Skip to main content

Measuring scheduling latency in Dagster on GKE

Problem description

Users may need to measure scheduling latency in Dagster deployments on GKE, specifically tracking the time between when a Kubernetes worker pod is ready and when the step execution actually begins. This is useful for identifying resource bottlenecks or autoscaler delays.

Solution

Use Dagster's built-in event logging system to track execution phases and calculate scheduling latency.

Relevant event types

Dagster emits the following step-level events that you can use to measure latency:

EventMeaning
STEP_WORKER_STARTINGThe subprocess or pod is being launched.
STEP_WORKER_STARTEDThe worker process has started and is ready.
STEP_STARTThe actual op execution begins.

Calculate scheduling latency by measuring the time difference between STEP_WORKER_STARTED and STEP_START. This captures how long a job waited after the worker was ready before execution began.

Accessing event logs via GraphQL

You can access Dagster event logs programmatically using the GraphQL API:

  1. Use the runsOrError query to retrieve job runs.
  2. Use the CapturedLogs query to retrieve log data for a specific run.

For more details on the GraphQL API, see the GraphQL API reference.

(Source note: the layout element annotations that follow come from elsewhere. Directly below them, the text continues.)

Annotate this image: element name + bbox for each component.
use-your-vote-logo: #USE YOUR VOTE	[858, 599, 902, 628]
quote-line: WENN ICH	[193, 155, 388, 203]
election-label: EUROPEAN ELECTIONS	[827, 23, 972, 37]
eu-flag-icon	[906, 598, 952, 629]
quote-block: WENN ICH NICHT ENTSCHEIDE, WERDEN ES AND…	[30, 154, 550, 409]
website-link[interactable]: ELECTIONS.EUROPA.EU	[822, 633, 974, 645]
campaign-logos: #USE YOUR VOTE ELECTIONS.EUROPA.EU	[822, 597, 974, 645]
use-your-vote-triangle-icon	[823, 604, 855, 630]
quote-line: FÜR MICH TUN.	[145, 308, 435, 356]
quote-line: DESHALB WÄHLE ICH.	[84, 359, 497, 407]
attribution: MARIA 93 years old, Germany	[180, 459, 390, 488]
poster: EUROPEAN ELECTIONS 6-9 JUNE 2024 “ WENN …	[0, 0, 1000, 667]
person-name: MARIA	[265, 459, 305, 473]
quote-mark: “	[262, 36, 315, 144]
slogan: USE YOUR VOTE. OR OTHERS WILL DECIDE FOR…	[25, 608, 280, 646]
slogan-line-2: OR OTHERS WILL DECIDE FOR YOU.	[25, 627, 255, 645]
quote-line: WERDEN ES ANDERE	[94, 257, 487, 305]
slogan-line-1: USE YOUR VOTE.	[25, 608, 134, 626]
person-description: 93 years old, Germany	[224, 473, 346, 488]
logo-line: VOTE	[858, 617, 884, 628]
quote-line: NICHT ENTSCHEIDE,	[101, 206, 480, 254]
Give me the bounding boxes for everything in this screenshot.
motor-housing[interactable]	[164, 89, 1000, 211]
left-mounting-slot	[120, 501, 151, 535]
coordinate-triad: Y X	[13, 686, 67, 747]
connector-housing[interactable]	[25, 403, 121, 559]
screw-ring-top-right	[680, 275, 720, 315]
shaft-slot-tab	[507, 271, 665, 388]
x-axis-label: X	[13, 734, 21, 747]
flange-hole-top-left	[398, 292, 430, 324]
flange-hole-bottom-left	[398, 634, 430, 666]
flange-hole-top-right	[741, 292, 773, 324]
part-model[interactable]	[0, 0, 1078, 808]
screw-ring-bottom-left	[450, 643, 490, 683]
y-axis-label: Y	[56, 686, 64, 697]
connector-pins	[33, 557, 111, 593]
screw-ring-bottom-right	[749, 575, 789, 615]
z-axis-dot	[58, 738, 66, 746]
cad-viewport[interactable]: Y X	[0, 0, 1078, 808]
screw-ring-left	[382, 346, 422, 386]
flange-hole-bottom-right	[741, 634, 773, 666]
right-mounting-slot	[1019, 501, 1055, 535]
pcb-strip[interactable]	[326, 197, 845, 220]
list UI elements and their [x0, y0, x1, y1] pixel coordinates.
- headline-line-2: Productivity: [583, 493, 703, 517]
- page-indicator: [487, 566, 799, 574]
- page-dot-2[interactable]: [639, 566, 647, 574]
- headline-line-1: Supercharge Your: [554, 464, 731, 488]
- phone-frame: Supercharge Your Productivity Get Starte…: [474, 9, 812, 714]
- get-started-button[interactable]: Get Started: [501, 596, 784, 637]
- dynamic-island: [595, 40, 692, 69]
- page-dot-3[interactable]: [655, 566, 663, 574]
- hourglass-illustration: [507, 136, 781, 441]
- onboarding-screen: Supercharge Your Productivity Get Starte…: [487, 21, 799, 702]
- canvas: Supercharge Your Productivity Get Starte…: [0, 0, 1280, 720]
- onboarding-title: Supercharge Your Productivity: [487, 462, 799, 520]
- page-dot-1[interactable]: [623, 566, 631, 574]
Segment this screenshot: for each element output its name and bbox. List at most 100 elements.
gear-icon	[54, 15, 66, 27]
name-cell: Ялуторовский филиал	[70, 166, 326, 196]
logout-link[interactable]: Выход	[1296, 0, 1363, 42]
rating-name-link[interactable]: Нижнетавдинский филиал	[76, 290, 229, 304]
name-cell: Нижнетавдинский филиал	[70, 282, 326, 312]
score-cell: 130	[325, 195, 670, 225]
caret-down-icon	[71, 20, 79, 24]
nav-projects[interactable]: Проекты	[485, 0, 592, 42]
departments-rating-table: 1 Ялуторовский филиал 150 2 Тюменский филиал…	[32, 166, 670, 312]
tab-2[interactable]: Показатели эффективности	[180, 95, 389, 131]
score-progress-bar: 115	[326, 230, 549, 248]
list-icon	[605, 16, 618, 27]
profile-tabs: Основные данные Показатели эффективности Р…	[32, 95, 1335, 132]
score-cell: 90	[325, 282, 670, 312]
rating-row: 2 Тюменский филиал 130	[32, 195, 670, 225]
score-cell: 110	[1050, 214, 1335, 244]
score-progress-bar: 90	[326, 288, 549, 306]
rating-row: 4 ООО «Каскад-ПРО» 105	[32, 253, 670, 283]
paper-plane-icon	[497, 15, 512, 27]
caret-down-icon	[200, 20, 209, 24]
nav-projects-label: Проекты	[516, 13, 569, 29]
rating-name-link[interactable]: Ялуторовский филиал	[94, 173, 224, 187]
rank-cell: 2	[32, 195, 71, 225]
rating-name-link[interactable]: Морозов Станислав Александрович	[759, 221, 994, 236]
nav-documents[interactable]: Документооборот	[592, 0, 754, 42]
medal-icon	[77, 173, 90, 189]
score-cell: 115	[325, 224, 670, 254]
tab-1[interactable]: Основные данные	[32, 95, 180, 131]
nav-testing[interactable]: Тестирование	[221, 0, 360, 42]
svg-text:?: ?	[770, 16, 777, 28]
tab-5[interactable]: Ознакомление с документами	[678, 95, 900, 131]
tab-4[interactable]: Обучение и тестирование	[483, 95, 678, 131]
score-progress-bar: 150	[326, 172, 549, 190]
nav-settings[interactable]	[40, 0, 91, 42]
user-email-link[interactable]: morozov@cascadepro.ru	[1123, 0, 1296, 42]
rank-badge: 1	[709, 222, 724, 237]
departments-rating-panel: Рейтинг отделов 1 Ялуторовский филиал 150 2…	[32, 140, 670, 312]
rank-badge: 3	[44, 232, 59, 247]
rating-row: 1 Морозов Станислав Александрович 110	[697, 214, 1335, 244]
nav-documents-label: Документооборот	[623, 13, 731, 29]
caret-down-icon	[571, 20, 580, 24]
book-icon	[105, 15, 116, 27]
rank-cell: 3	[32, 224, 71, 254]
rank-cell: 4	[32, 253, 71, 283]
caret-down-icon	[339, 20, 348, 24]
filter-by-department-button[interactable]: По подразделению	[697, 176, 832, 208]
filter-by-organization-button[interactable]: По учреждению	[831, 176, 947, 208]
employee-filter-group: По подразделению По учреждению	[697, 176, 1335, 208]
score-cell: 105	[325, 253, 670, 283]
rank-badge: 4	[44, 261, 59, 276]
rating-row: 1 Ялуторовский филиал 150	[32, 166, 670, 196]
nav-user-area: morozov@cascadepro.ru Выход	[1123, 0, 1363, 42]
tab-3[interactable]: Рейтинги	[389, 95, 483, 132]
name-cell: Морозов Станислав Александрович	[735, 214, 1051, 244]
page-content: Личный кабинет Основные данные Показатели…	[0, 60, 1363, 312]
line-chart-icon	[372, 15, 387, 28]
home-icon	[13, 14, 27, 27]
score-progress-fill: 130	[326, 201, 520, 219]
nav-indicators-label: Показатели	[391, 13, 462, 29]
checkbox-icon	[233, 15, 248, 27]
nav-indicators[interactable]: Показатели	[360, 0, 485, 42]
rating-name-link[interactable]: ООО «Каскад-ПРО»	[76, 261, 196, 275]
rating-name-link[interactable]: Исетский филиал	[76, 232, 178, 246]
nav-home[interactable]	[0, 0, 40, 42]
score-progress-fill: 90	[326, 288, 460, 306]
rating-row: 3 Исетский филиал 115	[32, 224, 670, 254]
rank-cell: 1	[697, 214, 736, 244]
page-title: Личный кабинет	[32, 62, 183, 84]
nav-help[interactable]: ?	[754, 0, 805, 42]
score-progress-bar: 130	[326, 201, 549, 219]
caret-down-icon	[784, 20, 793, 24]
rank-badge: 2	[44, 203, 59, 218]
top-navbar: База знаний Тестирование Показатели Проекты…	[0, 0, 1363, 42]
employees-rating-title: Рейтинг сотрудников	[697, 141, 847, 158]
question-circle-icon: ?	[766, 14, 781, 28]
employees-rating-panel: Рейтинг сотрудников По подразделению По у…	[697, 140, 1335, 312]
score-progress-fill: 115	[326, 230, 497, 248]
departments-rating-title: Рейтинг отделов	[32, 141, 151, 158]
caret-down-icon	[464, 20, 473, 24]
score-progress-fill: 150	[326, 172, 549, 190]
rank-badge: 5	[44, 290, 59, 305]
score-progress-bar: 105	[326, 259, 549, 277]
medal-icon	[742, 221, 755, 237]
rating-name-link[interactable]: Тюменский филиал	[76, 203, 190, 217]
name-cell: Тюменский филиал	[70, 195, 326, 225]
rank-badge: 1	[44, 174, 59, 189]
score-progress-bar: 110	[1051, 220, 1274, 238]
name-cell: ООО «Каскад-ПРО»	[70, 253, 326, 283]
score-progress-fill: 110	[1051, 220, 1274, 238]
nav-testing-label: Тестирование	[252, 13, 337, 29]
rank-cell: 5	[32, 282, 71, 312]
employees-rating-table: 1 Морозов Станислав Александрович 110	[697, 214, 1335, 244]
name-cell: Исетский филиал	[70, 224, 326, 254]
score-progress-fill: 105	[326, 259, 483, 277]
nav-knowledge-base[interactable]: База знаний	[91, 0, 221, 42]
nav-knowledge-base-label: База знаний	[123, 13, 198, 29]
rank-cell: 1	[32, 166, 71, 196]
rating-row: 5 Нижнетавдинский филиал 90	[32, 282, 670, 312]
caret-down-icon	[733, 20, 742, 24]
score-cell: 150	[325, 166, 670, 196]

Alternative: custom log storage

If you need logs stored in a location other than the default Dagster+ S3 bucket, configure a custom ComputeLogManager. For Google Cloud Storage, see the GCS ComputeLogManager documentation.

Prevention

Set up automated monitoring of these event logs to proactively identify scheduling bottlenecks and resource constraints in your Kubernetes cluster.